I
will not be rushing to watch the new Joker movie. Yes, I know it had
been critically acclaimed. That it won at the Venice Film Festival.
That it stars Joaquin Phoenix who was great in the Johnny Cash
bio-pic Walk the Line. I have read Batman comics since I was nine,
but I will not give this stand alone origin movie of the Joker my
support. My hope is that you will avoid it too. Unfortunately the
fanboys will flock to it.
Comics:
A Brief History
The
comic book genre at its most popular was made under the comics code.
Central to that code was that the villain should have his
comeuppance. For the post-war generation this was what they needed.
To be told that in the end the bad guys get beaten. Hope wins. It is
more than possible that the Joker in this movie will not loose and
not be caught.Where is the hope that evil will be beaten?
In
the 1980's when comics got darker emerged the bible for all Batman
movies, Frank Miller's The Dark Night Returns. Miller's dark, grim
and gritty tale of a much older Batman is a classic. For DC it is
holy writ, the template for super hero movies. This was the mid-point
in the rise of the anti-hero, the era called the Bronze Age. Here
began the rise of Wolverine and The Punisher at Marvel and so many
dark tales of other heroes gone rouge.
By
the turn of the millennium the comics code had been totally abandoned
the now older Gen Xers who were still buying comics and wanted
something more adult. By this time Watchmen, Deadpool, Spawn and
other ultra violent anti-hero stories were common. The whole “what
if the heroes were villains?” concept spiked and you end up with
Cyclops killing Professor X, Elongated Man's wife raped, and now
Kid-Flash is a murderer. Ok, they re-wrote that with a bit of time
travel but still, the story had Kid-Flash murder other heroes.
DC
comics executive Dan DiDio is often quoted as saying that all heroes
have to be tragic. It is not that Marvel is any better, but, that
Disney owns Marvel. For the Mouse, Marvel movies have to be a bit
lighter. One wonders how this is going to effect Deadpool in the
future.
Representation
Matters
Why
am I so deflated by this movie? It has to do with the reason why I am
so happy about other super hero movies, representation. Black Panther
showed the world a whole country full of African heroes. A whole
African Kingdom that is more advanced and better governed than any
other country in that world. They are powerful, and if they wished,
they could be a world power. They do not wish to be so.
Captain
Marvel (a movie that I have discussed before) is the most powerful
Avenger, and in Avengers:Endgame she fights Thanos single handedly.
Without the female heroes in Endgame Thanos wins. The damsel in a
dress is a lost concept for Marvel now. Unfortunately they still need
women to die for the male heroes character development.
The
Joker is a violent creation, a psychotic, narcissistic, chaotic
creature of spite. To make a movie that concentrates on all this is
going to raise the characters profile. Clowns of violence appear to
be the cinematic treat at the moment. IT with the vile and demonic
Pennywise is back for another go. It astounds me that we continue to
make films about these events and the violent characters with them
taking centre stage. Just wait for the made for tv series on channel
Nine about a certain New Zealand shooting.
The
Power of The Dark Side
I
have said at the start that I believe this Joker film will be a
success. The dark and gritty template is the default for DC Movies.
While Shazam, Wonder Woman and Aquaman were successful nothing has
been a bigger money earner than Batman. And the darker the Batman
movie, the better.
My
concern is that in this dark descent the hero is not longer the
focus, neither is hope.

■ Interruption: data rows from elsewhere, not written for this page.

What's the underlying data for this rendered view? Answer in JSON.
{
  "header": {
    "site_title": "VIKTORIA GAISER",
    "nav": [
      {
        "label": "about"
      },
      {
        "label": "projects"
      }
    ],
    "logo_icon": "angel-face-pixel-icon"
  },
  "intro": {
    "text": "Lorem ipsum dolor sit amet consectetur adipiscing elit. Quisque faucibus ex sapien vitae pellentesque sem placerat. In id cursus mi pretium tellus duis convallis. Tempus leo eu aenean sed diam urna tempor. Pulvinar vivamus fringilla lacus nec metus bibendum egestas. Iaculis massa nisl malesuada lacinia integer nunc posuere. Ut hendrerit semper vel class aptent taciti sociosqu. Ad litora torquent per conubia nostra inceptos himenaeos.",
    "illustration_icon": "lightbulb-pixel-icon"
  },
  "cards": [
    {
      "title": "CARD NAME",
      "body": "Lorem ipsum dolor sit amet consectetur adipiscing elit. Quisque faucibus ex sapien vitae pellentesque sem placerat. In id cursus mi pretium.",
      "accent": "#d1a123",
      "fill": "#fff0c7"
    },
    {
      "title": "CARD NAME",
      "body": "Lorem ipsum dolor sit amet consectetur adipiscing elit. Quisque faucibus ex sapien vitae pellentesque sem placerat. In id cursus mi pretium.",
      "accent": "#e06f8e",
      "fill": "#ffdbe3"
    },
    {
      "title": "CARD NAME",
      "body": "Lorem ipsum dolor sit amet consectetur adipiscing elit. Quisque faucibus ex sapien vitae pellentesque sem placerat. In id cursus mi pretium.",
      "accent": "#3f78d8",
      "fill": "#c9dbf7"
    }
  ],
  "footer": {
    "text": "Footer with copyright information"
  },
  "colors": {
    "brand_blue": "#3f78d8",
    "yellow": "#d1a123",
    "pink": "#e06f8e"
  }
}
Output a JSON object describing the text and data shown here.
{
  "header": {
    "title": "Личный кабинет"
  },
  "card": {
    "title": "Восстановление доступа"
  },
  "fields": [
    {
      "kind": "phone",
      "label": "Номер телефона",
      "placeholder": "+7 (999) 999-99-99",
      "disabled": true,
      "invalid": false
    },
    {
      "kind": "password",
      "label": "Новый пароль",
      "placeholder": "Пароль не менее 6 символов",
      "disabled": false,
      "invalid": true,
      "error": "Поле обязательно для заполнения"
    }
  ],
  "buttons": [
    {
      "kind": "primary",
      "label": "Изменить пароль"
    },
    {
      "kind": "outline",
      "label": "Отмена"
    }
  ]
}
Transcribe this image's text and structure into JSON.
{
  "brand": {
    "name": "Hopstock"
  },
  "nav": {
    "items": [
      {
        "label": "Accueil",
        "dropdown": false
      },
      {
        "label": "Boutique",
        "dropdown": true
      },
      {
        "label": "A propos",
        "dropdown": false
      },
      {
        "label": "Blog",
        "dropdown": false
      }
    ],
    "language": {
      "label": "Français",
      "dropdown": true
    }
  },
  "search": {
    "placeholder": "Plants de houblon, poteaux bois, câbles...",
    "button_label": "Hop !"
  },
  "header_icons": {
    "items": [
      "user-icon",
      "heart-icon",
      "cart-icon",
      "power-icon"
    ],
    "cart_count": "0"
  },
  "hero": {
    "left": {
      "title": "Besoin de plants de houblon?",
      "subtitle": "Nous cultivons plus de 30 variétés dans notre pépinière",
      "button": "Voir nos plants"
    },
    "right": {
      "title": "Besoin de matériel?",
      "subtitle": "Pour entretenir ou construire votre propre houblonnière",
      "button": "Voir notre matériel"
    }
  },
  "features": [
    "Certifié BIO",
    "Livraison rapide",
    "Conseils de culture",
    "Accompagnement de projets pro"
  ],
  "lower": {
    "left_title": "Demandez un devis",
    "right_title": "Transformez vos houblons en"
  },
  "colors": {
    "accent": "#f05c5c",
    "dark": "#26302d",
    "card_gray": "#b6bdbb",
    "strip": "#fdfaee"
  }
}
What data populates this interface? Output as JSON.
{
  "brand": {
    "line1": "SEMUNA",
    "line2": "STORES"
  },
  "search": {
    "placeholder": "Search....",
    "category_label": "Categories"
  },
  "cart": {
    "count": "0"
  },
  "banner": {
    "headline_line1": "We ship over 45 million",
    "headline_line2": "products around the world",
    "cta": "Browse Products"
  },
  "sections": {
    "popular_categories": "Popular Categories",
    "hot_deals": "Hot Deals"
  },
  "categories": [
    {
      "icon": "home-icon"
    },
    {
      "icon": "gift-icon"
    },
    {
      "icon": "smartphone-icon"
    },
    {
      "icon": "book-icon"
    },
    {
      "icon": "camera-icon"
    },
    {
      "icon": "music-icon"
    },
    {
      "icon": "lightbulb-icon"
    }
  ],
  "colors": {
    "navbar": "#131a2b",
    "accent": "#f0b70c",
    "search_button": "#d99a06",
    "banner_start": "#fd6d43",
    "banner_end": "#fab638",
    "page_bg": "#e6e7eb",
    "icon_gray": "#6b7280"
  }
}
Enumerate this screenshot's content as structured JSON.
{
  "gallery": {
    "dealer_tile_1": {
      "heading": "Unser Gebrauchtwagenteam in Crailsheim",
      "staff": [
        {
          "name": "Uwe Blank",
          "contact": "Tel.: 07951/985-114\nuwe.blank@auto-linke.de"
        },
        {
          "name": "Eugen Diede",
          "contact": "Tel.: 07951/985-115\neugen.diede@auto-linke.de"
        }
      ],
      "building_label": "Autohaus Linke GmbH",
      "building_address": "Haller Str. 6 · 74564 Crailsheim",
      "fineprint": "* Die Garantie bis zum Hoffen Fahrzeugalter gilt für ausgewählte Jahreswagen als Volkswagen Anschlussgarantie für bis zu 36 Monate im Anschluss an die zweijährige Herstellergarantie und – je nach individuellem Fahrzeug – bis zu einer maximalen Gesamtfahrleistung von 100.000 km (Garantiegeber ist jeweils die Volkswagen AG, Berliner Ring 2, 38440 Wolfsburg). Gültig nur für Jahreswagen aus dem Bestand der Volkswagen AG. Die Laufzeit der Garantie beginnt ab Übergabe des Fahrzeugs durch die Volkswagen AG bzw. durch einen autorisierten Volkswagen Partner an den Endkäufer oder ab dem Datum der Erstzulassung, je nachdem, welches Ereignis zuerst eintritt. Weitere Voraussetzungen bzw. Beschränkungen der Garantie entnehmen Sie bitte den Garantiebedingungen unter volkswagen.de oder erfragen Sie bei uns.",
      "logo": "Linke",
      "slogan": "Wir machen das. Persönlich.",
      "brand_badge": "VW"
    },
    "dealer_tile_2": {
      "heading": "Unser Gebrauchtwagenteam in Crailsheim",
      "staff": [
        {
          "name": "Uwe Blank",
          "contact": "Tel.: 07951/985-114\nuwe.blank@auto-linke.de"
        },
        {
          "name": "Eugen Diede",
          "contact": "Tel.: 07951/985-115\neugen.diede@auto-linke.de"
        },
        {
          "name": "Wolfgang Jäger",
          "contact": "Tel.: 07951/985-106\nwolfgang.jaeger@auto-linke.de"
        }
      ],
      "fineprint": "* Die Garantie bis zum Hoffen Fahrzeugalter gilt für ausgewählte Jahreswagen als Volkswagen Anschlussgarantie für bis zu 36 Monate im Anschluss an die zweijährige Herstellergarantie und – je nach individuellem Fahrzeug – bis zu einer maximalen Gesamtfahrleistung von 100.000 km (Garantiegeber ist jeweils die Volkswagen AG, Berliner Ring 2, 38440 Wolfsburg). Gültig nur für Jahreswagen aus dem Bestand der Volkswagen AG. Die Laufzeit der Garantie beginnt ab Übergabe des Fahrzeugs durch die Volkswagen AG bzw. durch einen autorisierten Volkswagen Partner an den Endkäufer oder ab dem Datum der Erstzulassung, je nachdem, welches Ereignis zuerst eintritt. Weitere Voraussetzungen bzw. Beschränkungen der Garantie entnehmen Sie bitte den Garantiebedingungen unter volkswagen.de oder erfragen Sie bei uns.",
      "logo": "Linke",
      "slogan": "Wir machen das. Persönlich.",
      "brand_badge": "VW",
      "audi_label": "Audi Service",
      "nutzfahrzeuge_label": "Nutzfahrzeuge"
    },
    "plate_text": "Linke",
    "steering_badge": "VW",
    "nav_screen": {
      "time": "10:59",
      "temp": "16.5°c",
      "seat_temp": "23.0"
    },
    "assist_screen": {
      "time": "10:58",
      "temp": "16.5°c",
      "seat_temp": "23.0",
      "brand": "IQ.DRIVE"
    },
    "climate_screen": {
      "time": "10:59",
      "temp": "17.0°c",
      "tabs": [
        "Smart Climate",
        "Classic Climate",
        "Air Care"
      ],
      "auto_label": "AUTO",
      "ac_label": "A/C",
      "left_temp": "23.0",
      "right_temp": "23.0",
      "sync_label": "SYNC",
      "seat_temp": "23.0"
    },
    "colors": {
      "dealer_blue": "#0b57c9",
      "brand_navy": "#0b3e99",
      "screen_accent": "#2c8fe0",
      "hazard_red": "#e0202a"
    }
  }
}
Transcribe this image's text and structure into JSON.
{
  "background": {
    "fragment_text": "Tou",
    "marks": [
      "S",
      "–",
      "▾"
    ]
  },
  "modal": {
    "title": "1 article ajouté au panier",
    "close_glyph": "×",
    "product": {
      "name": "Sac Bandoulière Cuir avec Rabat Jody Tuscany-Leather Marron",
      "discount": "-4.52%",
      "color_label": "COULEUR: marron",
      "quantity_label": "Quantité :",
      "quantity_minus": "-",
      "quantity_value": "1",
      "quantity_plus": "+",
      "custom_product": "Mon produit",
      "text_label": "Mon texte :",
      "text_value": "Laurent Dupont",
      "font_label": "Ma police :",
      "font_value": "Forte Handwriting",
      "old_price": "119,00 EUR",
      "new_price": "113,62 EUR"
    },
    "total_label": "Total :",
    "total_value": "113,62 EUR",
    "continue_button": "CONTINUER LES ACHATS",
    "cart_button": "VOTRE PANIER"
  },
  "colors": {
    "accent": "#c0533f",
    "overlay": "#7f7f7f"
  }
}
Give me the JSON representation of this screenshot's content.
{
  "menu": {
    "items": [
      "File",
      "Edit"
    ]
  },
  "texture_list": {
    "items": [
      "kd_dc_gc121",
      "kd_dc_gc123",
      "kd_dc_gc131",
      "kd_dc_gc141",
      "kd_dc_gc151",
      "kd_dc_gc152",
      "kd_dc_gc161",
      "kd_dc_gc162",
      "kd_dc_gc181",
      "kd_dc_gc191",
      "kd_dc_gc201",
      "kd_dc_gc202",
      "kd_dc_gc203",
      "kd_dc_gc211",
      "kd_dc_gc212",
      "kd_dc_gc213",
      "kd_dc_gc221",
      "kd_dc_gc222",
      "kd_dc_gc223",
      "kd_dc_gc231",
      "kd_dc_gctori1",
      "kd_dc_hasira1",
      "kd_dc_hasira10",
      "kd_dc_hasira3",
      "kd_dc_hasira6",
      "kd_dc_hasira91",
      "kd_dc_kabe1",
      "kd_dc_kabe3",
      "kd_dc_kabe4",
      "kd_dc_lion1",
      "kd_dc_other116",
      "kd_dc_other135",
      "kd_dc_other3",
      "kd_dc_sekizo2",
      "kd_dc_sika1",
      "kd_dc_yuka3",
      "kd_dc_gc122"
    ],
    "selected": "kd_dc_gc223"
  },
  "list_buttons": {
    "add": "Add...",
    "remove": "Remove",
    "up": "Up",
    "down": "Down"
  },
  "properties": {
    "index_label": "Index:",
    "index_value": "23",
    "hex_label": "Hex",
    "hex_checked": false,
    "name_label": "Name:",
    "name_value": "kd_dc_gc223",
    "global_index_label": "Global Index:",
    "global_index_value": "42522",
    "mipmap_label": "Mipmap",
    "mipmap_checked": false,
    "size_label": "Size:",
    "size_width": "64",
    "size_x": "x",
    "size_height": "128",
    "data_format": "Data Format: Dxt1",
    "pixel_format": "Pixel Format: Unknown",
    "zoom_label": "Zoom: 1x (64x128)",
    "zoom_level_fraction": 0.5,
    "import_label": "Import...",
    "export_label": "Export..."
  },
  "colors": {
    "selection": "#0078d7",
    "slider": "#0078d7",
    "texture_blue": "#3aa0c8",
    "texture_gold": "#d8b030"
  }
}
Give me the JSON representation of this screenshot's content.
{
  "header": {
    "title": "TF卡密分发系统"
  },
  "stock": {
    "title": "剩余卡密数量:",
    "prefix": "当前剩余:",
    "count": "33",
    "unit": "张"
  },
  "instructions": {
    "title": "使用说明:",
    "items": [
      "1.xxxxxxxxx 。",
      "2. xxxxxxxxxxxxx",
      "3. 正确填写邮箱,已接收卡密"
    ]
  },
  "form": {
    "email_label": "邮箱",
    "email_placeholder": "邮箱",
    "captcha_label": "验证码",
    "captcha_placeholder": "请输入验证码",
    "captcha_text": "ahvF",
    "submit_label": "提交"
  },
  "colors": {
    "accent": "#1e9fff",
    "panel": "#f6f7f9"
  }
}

It is all about the villains. While we need
evil in a narrative to create tension we also need it to be beaten.
We need to see the hope that good can win.
To
concentrate on Joker, to have an origin movie about the character
leans too far away from hope. It concentrates on the selfish,
violent, unstable machinations of a character who is broken and wants
everyone to be as broken as he is.
So
I ask honestly; who is going to be inspired by this Joker origin
movie? Who is going to identify with the psychotic madman who kills
without remorse. The Joker who laughs at the gore and violence he
creates. Who is so utterly nihilistic to the point where life itself
is a joke. Do we want to celebrate that? I do not.
Phillip
Hall is researching Hope and Technology at The University of Divinity
in Melbourne. Phillip has been reading comics since 1979 and still
reads them today. While he knows many will see this movie, the whole
idea of a focused movie about The Joker seems wrong. He knows there
are many who will not see this point of view. It just has to be said.